GSK continues to build the case for its multiple myeloma therapy Blenrep, which was pulled from the US market last year, with another positive phase 3 trial.

The BCMA-targeted antibody-drug conjugate (ADC), given in a regimen with pomalidomide plus dexamethasone (PomDex), was shown to be more effective at preventing disease progression or death than Johnson & Johnson’s $10 billion-a-year anti-CD38 antibody Darzalex (daratumumab) with PomDex in the head-to-head DREAMM-8 trial.

There was also a trend towards improved overall survival (OS) in the study, which involved patients with relapsed/refractory multiple myeloma previously treated with at least one prior line of therapy.

The dataset has been unblinded early on the advice of its independent data monitoring committee and patients will be followed to see if the difference in OS becomes statistically significant, said GSK.

So far, the results mirror the findings of the DREAMM-7 study, which compared Benrep (belantamab mafodotin) to Darzalex given on top of Takeda’s Velcade (bortezomib) plus dexamethasone (BorDex) as second-line therapy. That study showed a 59% reduction in progression-free survival (PFS) and a 43% trend towards an improvement in OS.

Blenrep won accelerated FDA approval in 2020 as a fourth-line or later treatment for multiple myeloma, but was withdrawn from sale following the failure of the confirmatory DREAMM-3 study in 2020, which tested it as a third-line or later treatment.

The drug is still on sale in some ex-US markets, but brought in just $45 million last year, a far cry from GSK’s projections of $3 billion to $4 billion when it was first launched.
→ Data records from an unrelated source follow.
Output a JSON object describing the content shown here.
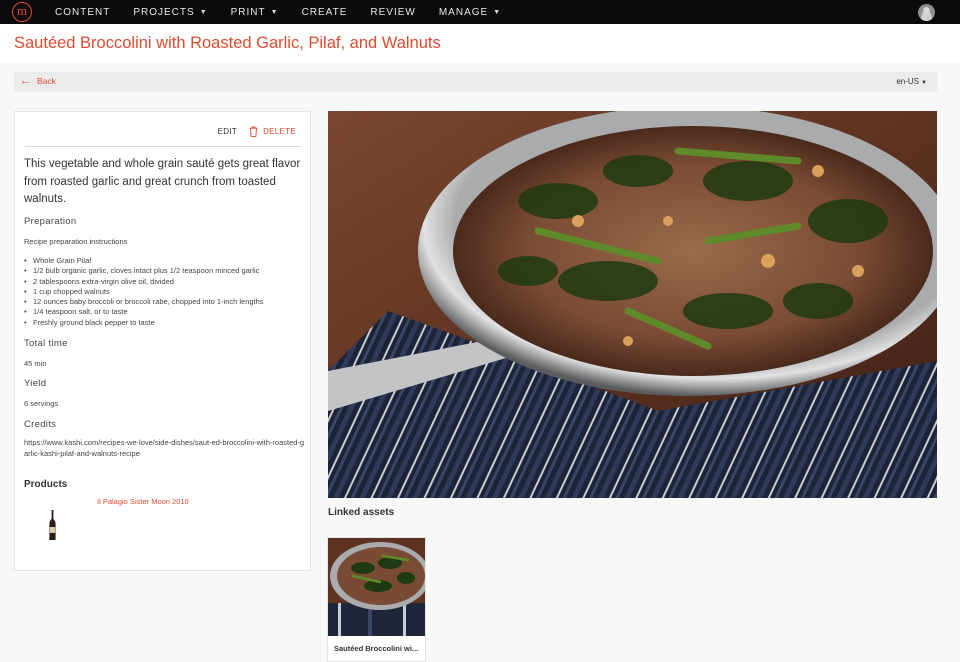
{
  "nav": {
    "logo_letter": "m",
    "items": [
      {
        "label": "CONTENT",
        "dropdown": false
      },
      {
        "label": "PROJECTS",
        "dropdown": true
      },
      {
        "label": "PRINT",
        "dropdown": true
      },
      {
        "label": "CREATE",
        "dropdown": false
      },
      {
        "label": "REVIEW",
        "dropdown": false
      },
      {
        "label": "MANAGE",
        "dropdown": true
      }
    ]
  },
  "page": {
    "title": "Sautéed Broccolini with Roasted Garlic, Pilaf, and Walnuts",
    "back_label": "Back",
    "locale": "en-US"
  },
  "recipe": {
    "edit_label": "EDIT",
    "delete_label": "DELETE",
    "description": "This vegetable and whole grain sauté gets great flavor from roasted garlic and great crunch from toasted walnuts.",
    "preparation_heading": "Preparation",
    "preparation_text": "Recipe preparation instructions",
    "ingredients": [
      "Whole Grain Pilaf",
      "1/2 bulb organic garlic, cloves intact plus 1/2 teaspoon minced garlic",
      "2 tablespoons extra-virgin olive oil, divided",
      "1 cup chopped walnuts",
      "12 ounces baby broccoli or broccoli rabe, chopped into 1-inch lengths",
      "1/4 teaspoon salt, or to taste",
      "Freshly ground black pepper to taste"
    ],
    "total_time_heading": "Total time",
    "total_time": "45 min",
    "yield_heading": "Yield",
    "yield": "6 servings",
    "credits_heading": "Credits",
    "credits": "https://www.kashi.com/recipes-we-love/side-dishes/saut-ed-broccolini-with-roasted-garlic-kashi-pilaf-and-walnuts-recipe",
    "products_heading": "Products",
    "product_name": "Il Palagio Sister Moon 2010"
  },
  "assets": {
    "heading": "Linked assets",
    "items": [
      {
        "label": "Sautéed Broccolini wi..."
      }
    ]
  },
  "colors": {
    "accent": "#e24a2e",
    "nav_bg": "#0b0b0b",
    "page_bg": "#f8f8f8"
  }
}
The new data bolster GSK’s chances of a return to the US market with approval for earlier use of Blenrep, although, the market for multiple myeloma therapies has become decidedly more crowded, particularly in the anti-BCMA category.

Two CAR-T therapies – Bristol-Myers Squibb’s Abecma (idecabtagene vicleucel) and Johnson & Johnson’s Carvykti (ciltacabtagene autoleucel) – are now approved for later-line use in the blood cancer, along with two BCMAxCD3 bispecific antibodies, J&J’s Tecvayli (teclistamab), and Pfizer’s Elrexfio (elranatamab).

GSK is hoping to leapfrog Blenrep into earlier-line therapy with DRAMM-7 and DRAMM-8 data, and said it is looking forward to discussing the data with regulators, saying the drug could “redefine the treatment of relapsed or refractory multiple myeloma and advance the standard of care.”

The jury is out on that, however, in part because the drug has been associated with side effects, particularly eye toxicity, that some analysts believe could limit its potential in real-world settings. GSK reckons adverse reactions can be limited with careful management, and it is hoping to get a verdict from the FDA, European Commission, and other regulators next year.

The aforementioned therapies and other drugs like Regeneron’s linvoseltamab are all being tested in pivotal trials as second- or third-line therapies. So, GSK’s window of opportunity with Blenrep may not be very long, if approved, and close attention will be paid to all the drugs’ safety and efficacy data.